Admittedly this has been quite a break and in essence nothing truly substitutes the loss of a loved one especially a mother and yes, time must go on but once again a completely unexpected event has provided me with the opportunity to re-evaluate what my priorities are especially in the wake of a brand-new year. So as is demanded by common decency and etiquette, I want to bid you all, “Happy New Year!” and that is completely ensconced in a prayer that 2021 will be so much better than the chaos that characterized the past year. Nonetheless history has taught me that we can get so bedeviled by traumatic events that before we know it, we are so bogged down in the past and thus unable to appreciate new beginnings. Yet again I choose to be thankful for the gift of life and new beginnings. In retrospect, I am confident that this year has no option other than besting the last year – a year plagued with so much fear, uncertainty, sadness and adversities however adversity forces us to rethink and to borrow the words of a well-respected Minister, ‘setbacks happen so that we can prepare ourselves for a comeback.’
As is wont with me, I just have to point out that time has not ceased because we are already in the 2nd month. Now with that firmly established, what are my take-aways from 2020? What am I leaving in my rear-view mirror? What am I thankful for but most importantly what is my comeback going to be? What were those issues that I wrongly valued? What am I committed to in a bid to grab the pen and write my own narrative? The truth is that life just like a show must still go on and how do I intend to do things my own way? Have I truly re-evaluated myself? Yes I have and as is the case with many, I have come to the sad conclusion that I have so horribly discounted myself both in intentional and unintentional ways. I personally am not fond of going to shops and shopping however in response to the pandemic, I would say I am fortunate. On the few occasions I have had to shop which includes the frequent refilling of my medication, getting a discount is always a nice bit of surprise – just like having shepherd pie with apple pie truffles during a very normal and ordinary visit to a chum’s home.
Inexplicably, I have given away too many discounts to my detriment and whilst I pride myself on being assertive, I listened to a speaker who reminded me that I do not have to wait for permission to be me and that includes still living with dystonia. The truth is that the world is actually waiting for me to step into my shoes and be the best version of myself and as easily as it is for me to write this, I can assure you that there is a process to doing that and again experience has taught me that the process that leads to growth and personal improvement is usually never a walk in the park but I have since learned that most times success comes dressed in coveralls. The default nature is to have everything handed to me with me doing the least amount of work, but hey! I just have to put in the work. Disabuse my mind of all what I previously tagged as valuable even when the result is like having a yard sale with no cost tags attached, Amusingly, I have found myself in situations where I am vociferously trying to convince myself that the result I see is not simply a product of my efforts. Garbage in, garbage out!

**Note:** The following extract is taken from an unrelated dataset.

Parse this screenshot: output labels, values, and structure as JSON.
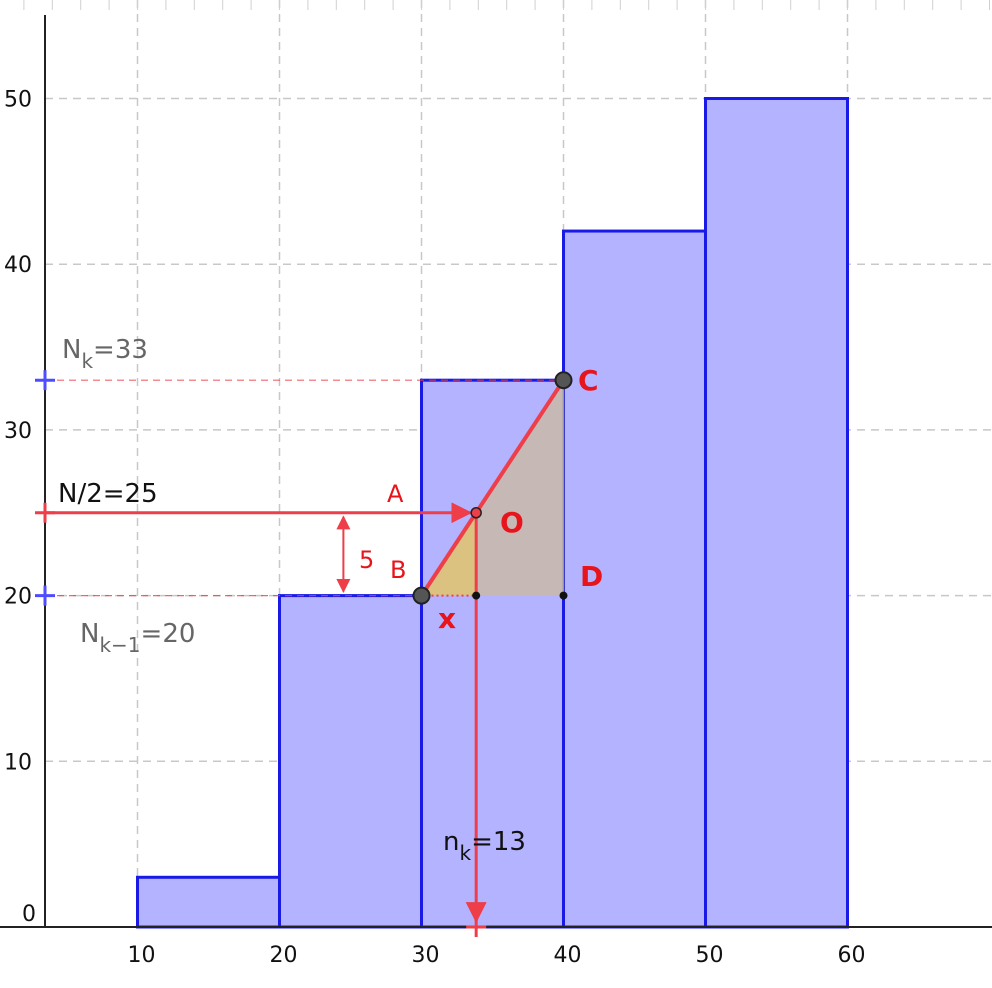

There is a darkness and force that consistently strives to put out my light however my permission is needed for there to be a ’Lights Out!’ and I refuse to permit that, rather I am doing more to reignite the flames within and cause me to be a stronger source of light to myself and others that I am blessed to encounter. In order to be the best version of myself, I have signed executive orders – I commit to learning more; reading materials that align with upward growth, doing a yard sale for my ego and actually walking the talk regardless of how long that walk just might be…….I do have a rollator anyway. Browsing through the past and actually reinstating activities that hitherto, I felt were not just for me. Besides, what better way to influence the associations I keep other than living what I often have glibly spoken of. Doing just that in itself will definitely attract the associations that will assist me in bringing about change that is both inevitable but desperately needed.
I chose to end the past year by commencing the new one with an authorized acknowledgement and visible evidence that I am committed to this journey. I can only keep what not just attracts me but will definitely bolster me. Building new bridges and new relationships along with nurturing those that have been very impactful to me. This is more than a competition for recognition but rather a determined campaign to be more accountable to myself and others who have achieved more than they could ever have imagined. So welcome to Team Ubuntu because I can only be a subset of who my associations are. And of-course I welcome the opposition because therein do I find some affirmation that I am doing right. And even when it seems like there are more things to complain about, I choose to focus on the few things that resonate the dream within me. My focus is defined and determined by me because I already know that I was created for a noble purpose, and so still I choose to apply Script’cure because the storms will come but I am definitely ready and rather than throw in the towel, I choose to die where I stand as I press on.
The most inspiring people are not those measured by society’s definition of success but rather those who have consistently used what they have been blessed with to bless others. I am going to be more than just an inspiration but also an example. And for you who thinks nobody sees you, I do see you and rest assured there is more than enough room beside me, come on and with prayer and hard-work, we will leave a legacy that will be an attestation that we are only as strong and valuable as we have been tagged by He who resides in the heavens but yet presides over the affairs of men.
Let us remember that “Difficulties are meant to rouse, not discourage. The human spirit is to grow strong by conflict.” – W.E Channing
עד שניפגש שוב, מי ייתן וcountenace יזרח לטובה עליך!